Most girls find it easier to courageously fight love than to admit their feelings. But this is not about you. You are a desperate person who has weighed everything, brushed aside doubts and is ready to hear a categorical “no” if necessary. However, rushing into an attack with a saber drawn is not good! A careful and thoughtful strategy will be required. What can be done?
Remind you that you are a woman
- Change your image. You hardly prepared for friendly meetings in the same way as for a date. Most likely, your friend is used to seeing you in the standard uniform of “jeans, shirt, sneakers.” Surprise him! Wear an elegant blouse with a deep neckline, a flowing skirt, stilettos... Let me see the woman in you!
- Arrange an unplanned date . Come up with a reason to go somewhere alone so that it seems like an accident. Let's say a distant relative gave you a certificate for go-kart racing, not knowing that you don't currently have a pair. Would a friend agree to join you? You can go to a club or to the beach (a great reason to show off your figure in a revealing swimsuit!), motivating the trip by the fact that you are in a low mood and need moral support. The more unexpected the proposal, the better: in an unusual environment, you have a greater chance of appearing before the young man in a different light. Let the thought flash through his mind: “Hey, it turns out I didn’t know this girl at all!”
- Hint. After you’ve had your fill of karting, dancing or swimming, consolidate your success by as if casually saying thoughtfully: “It’s so easy with you. We would be a great couple." If your friend laughs at this idea, alas, he doesn’t see you as a friend yet. If he hesitates or hesitates, consider that you have sown the necessary seed in his thoughts.
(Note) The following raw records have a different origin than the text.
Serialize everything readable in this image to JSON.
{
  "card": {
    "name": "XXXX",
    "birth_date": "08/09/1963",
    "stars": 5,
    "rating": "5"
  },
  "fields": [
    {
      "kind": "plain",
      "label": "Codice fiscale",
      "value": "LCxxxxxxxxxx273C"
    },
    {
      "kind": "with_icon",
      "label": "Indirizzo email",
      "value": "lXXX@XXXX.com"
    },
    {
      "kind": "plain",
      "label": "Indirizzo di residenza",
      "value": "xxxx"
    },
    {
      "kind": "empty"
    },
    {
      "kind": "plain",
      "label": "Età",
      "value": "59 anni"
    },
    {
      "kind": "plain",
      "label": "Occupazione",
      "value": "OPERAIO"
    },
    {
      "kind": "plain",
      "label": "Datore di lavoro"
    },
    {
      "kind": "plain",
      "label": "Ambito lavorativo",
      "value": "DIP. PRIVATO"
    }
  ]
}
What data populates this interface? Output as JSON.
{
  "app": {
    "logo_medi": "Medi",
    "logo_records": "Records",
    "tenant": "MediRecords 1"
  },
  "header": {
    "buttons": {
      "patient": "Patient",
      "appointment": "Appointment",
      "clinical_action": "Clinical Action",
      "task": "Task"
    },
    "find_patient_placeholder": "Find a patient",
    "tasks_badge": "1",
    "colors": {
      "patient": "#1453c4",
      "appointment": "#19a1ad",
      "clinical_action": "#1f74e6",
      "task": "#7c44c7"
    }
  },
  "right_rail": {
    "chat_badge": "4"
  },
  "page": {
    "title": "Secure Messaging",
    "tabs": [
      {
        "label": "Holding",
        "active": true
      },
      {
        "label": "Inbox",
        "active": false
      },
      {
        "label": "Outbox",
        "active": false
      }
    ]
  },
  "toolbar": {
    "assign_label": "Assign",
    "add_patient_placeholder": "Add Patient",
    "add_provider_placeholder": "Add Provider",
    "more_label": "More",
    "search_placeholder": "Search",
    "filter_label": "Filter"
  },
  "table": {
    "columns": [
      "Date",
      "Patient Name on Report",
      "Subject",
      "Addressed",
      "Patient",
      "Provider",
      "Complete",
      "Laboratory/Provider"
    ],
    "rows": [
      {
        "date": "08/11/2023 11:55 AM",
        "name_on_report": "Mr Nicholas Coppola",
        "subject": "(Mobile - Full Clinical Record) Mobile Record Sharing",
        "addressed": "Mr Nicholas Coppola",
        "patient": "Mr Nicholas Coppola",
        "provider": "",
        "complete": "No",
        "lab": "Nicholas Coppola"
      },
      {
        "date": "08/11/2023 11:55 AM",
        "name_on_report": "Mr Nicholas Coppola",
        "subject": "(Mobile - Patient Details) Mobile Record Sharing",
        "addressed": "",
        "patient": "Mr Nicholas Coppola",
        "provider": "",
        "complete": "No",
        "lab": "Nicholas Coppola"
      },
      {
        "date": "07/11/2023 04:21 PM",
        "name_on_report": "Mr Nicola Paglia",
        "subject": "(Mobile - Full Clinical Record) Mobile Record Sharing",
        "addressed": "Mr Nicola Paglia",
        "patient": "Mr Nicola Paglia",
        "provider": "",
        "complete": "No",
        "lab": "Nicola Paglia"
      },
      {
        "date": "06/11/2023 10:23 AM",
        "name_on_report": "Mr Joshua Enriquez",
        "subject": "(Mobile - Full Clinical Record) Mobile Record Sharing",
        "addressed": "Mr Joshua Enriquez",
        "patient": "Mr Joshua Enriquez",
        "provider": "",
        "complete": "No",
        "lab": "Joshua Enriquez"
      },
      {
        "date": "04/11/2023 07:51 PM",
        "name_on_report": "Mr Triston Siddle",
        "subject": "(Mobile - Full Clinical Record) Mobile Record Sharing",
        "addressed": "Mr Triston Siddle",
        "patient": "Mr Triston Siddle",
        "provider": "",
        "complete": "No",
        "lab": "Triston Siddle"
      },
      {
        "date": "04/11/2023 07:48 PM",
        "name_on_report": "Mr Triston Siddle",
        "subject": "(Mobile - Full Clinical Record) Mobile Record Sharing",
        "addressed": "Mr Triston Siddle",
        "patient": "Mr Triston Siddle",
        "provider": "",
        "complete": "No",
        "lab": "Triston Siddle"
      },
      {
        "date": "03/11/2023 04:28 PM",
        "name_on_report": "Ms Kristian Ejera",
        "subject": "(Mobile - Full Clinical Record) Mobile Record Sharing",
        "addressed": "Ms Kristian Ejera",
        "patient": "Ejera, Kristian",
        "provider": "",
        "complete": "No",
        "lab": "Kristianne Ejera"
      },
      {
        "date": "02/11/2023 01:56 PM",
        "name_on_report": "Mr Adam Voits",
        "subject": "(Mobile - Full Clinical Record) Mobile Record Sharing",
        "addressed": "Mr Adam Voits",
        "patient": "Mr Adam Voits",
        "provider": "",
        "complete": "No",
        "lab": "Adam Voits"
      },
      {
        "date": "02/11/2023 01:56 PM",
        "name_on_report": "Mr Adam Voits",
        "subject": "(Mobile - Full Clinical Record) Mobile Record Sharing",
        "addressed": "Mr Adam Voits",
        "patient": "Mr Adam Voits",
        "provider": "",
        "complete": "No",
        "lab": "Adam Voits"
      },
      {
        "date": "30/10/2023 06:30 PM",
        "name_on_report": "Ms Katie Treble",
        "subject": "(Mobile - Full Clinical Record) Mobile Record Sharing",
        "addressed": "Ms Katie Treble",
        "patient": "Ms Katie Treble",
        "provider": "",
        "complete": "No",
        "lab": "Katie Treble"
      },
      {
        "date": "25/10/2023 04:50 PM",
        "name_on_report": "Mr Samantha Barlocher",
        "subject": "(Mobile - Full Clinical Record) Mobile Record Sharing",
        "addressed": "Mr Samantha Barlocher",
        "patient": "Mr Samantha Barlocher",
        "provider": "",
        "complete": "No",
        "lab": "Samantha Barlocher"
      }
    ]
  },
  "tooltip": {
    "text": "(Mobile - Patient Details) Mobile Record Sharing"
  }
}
- Try to touch him more often. Tactile contact is a great force, especially when influencing a man.
- Invite a friend to be your ally. Let her one day ask the object of your passion if he is blind, if he does not notice that you have not looked at him as a friend for a long time. Important: let the man have the feeling that he was accidentally told about a secret. This will relieve him of the need to give an immediate answer, will intrigue him and force him to take a closer look at you.
Try the easiest way. Without any tricks, detours or attempts at seduction, just say: “You know... I fell in love with you. Do you think we have a future as a couple?” But remember that by asking such a question, you are going all-in. If he answers: “Sorry, but no,” it will no longer be possible to rewind everything back.